= Fractal component model =

Fractal is a modular and extensible component model that can be used with various programming languages to design, implement, deploy and reconfigure various systems and applications, from operating systems to middleware platforms and to graphical user interfaces.
The goal of Fractal is to reduce the development, deployment and maintenance costs of software systems in general, and of OW2 projects in particular. The Fractal model already uses some well known design patterns, such as separation of interface and implementation and, more generally, separation of concerns, in order to achieve this goal. There is also ongoing research work to get even closer to this goal.
Fractal is hosted and developed by the OW2 consortium. It is distributed under the LGPL open-source license.

==Sub Projects==

The Fractal Project is made of four sub projects:

- The Component Model sub project deals with the definition of the Fractal component model specification. The main characteristics of this model are recursivity (components can be nested in composite components - hence the "Fractal" name) and reflexivity (components have full introspection and intercession capabilities). The Fractal model is also language independent, and fully modular and extensible.
- The Implementations sub project deals with the implementation of Fractal component platforms, which allow the creation, configuration and reconfiguration of Fractal components. Julia, the reference implementation, is developed in this sub project.
- The Component Libraries sub project deals with the implementation of reusable, ready to use Fractal components, such as protocol or Swing components.
- The Tools sub project deals with the implementation of Fractal-based applications dedicated to Fractal, such as tools to define and manage component configurations .

==Implementations==

Besides Julia , the reference implementation in Java maintained in the ObjectWeb Fractal project, there are several other implementations of the Fractal component model in other projects, including non ObjectWeb projects:

- AOKell is a Java implementation similar to Julia, but based on AspectJ instead of mixins.
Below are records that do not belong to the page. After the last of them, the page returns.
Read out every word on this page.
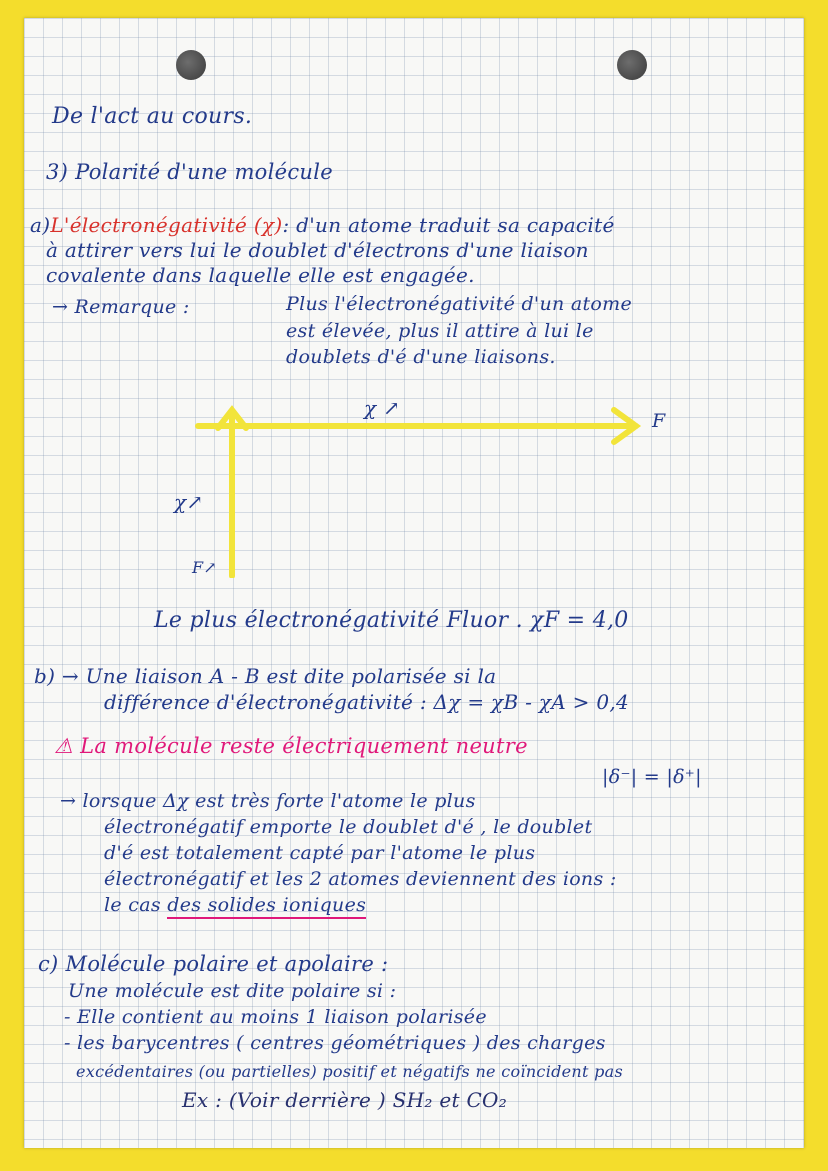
De l'act au cours.

3) Polarité d'une molécule

a)L'électronégativité (χ): d'un atome traduit sa capacité

à attirer vers lui le doublet d'électrons d'une liaison

covalente dans laquelle elle est engagée.

→ Remarque :	Plus l'électronégativité d'un atome

est élevée, plus il attire à lui le

doublets d'é d'une liaisons.

χ ↗

F

χ↗

F↗

Le plus électronégativité Fluor . χF = 4,0

b) → Une liaison A - B est dite polarisée si la

différence d'électronégativité : Δχ = χB - χA > 0,4

⚠ La molécule reste électriquement neutre

|δ⁻| = |δ⁺|

→ lorsque Δχ est très forte l'atome le plus

électronégatif emporte le doublet d'é , le doublet

d'é est totalement capté par l'atome le plus

électronégatif et les 2 atomes deviennent des ions :

le cas des solides ioniques

c) Molécule polaire et apolaire :

Une molécule est dite polaire si :

- Elle contient au moins 1 liaison polarisée

- les barycentres ( centres géométriques ) des charges

excédentaires (ou partielles) positif et négatifs ne coïncident pas

Ex : (Voir derrière ) SH₂ et CO₂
It can execute the same applications as Julia, including Fractal RMI, Fractal ADL, Fractal Explorer.
- FracTalk is a SmallTalk implementation of the Fractal component model.
- FractNet is a .Net implementation of the Fractal component model.
- Plasma is a C++ implementation of Fractal, geared at multimedia applications.
- ProActive is a distributed and asynchronous implementation of Fractal geared at Grid Computing.
- Think is a C implementation of Fractal geared at operating system development.
- Cecilia is another C implementation of Fractal, forked from Think v3.

==Tools==

The currently available Fractal tools are listed below:

- Fractal ADL parser is a tool made of several Fractal components that can describe and parse Fractal ADL architecture definitions, and instantiate the corresponding components.

- Fractal GUI editor is a tool made of several Fractal components that provides a graphical tool to design and edit Fractal component configurations.

- Fractal Explorer console is a tool that provides a way for reconfiguring and managing Fractal-based applications at runtime.
- Fraclet provides an annotation-based programming model to leverage the development of Fractal components.